At best, the GAO said, the data provides only “some clues” to the extent of offshoring activity in the U.S. economy. And while offshoring “is a small but growing trend,” further efforts will be needed to understand it, the GAO said.
For instance, the study found that while total U.S. employment is projected to increase by 15% to 165 million jobs from 2002 through 2012, that figure represents 2.4 million fewer jobs than the level projected for 2000-10.
The GAO said government projections indicate that IT-related occupations are expected to grow faster than most occupations by 2012. Indeed, seven of the 30 fastest-growing occupations are IT-related. But the rate of growth for these occupations for the 2002 through 2012 projections is significantly lower than the rate projected for 2000-10, the GAO reported.
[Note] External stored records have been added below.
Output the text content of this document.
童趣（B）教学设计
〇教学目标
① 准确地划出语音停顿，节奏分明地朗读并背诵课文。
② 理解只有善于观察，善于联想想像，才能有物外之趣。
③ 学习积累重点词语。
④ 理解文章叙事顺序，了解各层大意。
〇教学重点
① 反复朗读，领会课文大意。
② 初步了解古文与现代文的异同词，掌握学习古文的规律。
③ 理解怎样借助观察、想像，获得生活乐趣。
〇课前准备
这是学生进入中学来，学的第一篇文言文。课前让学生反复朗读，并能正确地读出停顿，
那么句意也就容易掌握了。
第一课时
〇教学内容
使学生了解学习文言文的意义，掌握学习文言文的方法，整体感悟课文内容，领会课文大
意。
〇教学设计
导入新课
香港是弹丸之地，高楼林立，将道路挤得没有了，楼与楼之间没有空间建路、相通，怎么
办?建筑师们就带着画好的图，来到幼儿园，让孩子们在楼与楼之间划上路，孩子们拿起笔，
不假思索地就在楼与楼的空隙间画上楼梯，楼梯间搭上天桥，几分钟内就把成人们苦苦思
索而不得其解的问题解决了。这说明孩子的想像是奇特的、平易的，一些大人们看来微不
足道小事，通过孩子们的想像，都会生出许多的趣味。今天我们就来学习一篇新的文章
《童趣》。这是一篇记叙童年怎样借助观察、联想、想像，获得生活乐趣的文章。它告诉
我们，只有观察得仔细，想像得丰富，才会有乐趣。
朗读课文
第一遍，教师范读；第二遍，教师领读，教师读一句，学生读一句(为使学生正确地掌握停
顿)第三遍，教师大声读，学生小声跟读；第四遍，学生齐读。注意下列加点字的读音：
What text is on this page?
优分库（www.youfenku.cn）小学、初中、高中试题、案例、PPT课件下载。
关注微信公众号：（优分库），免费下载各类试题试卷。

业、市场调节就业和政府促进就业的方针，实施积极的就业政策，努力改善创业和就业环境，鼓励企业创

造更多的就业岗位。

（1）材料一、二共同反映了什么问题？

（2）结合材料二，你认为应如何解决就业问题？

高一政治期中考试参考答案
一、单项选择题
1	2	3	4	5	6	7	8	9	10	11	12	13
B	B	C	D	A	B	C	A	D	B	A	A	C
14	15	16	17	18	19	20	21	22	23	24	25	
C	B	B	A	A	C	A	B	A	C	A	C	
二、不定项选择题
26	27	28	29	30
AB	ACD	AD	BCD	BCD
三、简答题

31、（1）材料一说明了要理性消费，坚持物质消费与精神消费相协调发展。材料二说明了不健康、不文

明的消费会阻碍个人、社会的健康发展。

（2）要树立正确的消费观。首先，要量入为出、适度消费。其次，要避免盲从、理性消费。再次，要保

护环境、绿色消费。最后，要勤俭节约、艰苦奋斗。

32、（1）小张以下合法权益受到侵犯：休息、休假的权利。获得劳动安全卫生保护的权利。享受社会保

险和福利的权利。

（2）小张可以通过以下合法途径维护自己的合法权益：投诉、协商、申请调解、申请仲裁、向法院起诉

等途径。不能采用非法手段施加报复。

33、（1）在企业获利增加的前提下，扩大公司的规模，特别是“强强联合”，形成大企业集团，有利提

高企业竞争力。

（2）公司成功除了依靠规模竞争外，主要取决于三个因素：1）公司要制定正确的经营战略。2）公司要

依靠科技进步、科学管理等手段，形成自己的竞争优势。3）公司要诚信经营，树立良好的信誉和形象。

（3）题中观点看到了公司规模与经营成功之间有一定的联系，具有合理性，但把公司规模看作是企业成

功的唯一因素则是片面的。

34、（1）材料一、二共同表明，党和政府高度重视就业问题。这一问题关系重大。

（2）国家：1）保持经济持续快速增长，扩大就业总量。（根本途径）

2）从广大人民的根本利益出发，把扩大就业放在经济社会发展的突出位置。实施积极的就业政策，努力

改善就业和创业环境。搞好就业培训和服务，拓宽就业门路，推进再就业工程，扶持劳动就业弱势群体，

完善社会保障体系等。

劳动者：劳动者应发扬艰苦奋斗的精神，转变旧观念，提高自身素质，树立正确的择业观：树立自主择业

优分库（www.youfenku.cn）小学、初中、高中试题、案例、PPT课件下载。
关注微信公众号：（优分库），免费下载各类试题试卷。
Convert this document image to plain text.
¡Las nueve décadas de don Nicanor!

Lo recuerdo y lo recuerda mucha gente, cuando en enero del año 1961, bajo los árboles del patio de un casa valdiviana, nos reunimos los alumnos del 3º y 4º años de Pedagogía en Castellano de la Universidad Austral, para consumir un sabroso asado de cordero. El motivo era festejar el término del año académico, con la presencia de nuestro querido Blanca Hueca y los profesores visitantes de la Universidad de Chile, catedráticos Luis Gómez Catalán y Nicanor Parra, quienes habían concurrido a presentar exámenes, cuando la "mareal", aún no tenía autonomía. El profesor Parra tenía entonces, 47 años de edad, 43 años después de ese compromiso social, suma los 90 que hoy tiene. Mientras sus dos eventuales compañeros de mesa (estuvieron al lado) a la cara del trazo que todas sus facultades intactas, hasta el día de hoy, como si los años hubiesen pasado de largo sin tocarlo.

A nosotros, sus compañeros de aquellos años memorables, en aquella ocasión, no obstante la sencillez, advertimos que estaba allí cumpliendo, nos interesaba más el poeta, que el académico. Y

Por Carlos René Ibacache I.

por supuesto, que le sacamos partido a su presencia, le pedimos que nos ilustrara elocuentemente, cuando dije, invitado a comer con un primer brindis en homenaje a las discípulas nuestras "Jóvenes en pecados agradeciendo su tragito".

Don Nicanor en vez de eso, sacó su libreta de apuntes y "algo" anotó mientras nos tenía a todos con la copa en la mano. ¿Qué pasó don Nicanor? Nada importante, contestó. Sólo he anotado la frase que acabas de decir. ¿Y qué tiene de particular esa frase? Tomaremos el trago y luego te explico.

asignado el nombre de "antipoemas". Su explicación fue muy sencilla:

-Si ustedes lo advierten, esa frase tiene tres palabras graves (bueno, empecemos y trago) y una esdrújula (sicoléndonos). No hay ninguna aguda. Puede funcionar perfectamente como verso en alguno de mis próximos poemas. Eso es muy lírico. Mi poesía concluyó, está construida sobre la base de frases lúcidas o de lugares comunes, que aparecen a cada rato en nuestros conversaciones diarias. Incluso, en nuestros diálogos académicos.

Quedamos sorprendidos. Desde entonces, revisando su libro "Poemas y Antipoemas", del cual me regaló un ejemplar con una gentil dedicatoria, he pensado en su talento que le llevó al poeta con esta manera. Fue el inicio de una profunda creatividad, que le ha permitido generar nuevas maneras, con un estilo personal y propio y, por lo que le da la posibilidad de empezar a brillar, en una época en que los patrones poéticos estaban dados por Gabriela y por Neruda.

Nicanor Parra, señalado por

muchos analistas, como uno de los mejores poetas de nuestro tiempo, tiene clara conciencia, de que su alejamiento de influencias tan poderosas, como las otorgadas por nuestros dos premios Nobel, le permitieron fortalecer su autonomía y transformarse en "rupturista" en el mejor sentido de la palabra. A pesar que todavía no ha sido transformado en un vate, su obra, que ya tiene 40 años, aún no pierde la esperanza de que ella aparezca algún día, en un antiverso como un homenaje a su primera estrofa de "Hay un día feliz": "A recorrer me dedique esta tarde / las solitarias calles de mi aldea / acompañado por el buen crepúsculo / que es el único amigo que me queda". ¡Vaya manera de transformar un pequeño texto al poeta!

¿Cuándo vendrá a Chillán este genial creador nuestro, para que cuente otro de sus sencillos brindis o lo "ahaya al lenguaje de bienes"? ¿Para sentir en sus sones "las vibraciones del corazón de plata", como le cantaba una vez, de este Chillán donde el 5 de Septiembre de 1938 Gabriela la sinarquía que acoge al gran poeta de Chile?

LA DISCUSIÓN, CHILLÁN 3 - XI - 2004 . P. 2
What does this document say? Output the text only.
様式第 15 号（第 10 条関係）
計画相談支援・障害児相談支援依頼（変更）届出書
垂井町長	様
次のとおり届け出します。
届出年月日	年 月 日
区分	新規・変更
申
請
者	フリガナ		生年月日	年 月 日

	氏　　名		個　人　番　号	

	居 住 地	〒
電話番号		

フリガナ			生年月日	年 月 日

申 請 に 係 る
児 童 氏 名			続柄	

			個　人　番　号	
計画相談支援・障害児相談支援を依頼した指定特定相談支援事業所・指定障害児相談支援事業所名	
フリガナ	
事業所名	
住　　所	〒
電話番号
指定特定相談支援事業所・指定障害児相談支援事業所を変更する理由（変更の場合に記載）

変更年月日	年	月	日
The GAO report doesn’t say with certainty that offshoring will be to blame for the change in IT labor growth projections. It cites the recession earlier in this decade, the dot-com bubble of the late 1990s and increases in productivity as potentially contributing to the changed job forecast.
The report was prepared at the request of Reps. Ike Skelton (D-Mo.), the ranking minority member of the House Committee on Armed Services; John Dingell (D-Mich.), ranking minority member of the Committee on Energy and Commerce; Tammy Baldwin (D-Wis.); Jay Inslee (D-Wash.); and Adam Smith (D-Wash.).